Chemistry:Tugarinovite
From HandWiki
Short description: Oxide mineral
| Tugarinovite | |
|---|---|
Tugarinovite | |
| General | |
| Category | Oxide mineral |
| Formula (repeating unit) | MoO2 |
| Strunz classification | 4.DB.05 |
| Crystal system | Monoclinic |
| Crystal class | Prismatic H-M symbol (2/m) |
| Space group | P21/c (no. 14) |
| Unit cell | a = 5.6 Å, b = 4.85 Å, c = 5.53 Å; β = 119.37° |
| Identification | |
| Color | Dark lilac-brown |
| Crystal habit | Crystals are tabular striated prisms |
| Twinning | Polysynthetic |
| Mohs scale hardness | 4.6 |
| |re|er}} | Greasy to metallic |
| Streak | Greenish gray |
| Diaphaneity | Semitransparent |
| Specific gravity | 6.58 (calculated) |
| Optical properties | Biaxial |
| Pleochroism | Light gray to dark pink; pale yellow to bluish olive-brown in reflected light |
| References | [1][2][3] |
Tugarinovite is a rare molybdenum oxide mineral with formula MoO2. It occurs as a primary mineral phase associated with metasomatism in a sulfur deficient reducing environment.
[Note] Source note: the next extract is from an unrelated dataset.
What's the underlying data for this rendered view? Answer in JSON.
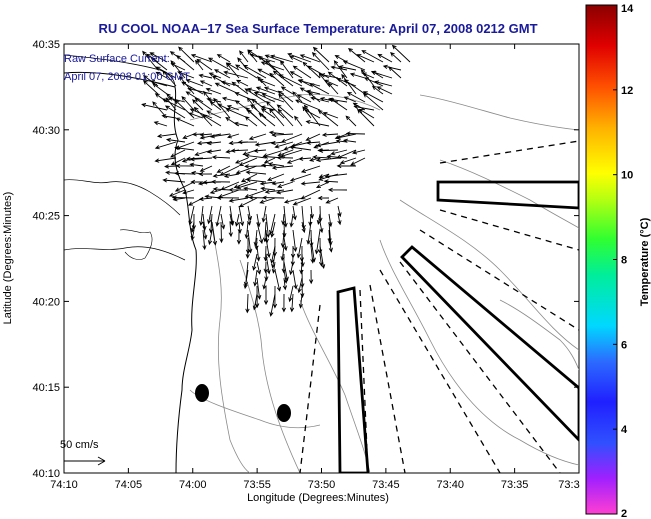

In the type locality it occurs with uraninite, molybdenite, galena, zircon and wulfenite.[1]
Tugarinovite was first described for an occurrence in the Lenskoye molybdenum–uranium deposit in the Amurskaya Oblast, Far-Eastern Region, Russia . It was named for geochemist Ivan Alekseevich Tugarinov of the Vernadskii Institute in Moscow.[1][2] In addition to its type locality in Russia it has been reported from the Allende meteorite in Chihuahua, Mexico, the Nansei Archipelago of Japan and Bohemia in the Czech Republic.[2]
References
- ↑ 1.0 1.1 1.2 Handbook of Mineralogy
- ↑ 2.0 2.1 2.2 Tugarinovite on Mindat.org
- ↑ Tugarinovite on Webmin
- ↑ Warr, L.N. (2021). "IMA–CNMNC approved mineral symbols". Mineralogical Magazine 85 (3): 291–320. doi:10.1180/mgm.2021.43. Bibcode: 2021MinM...85..291W.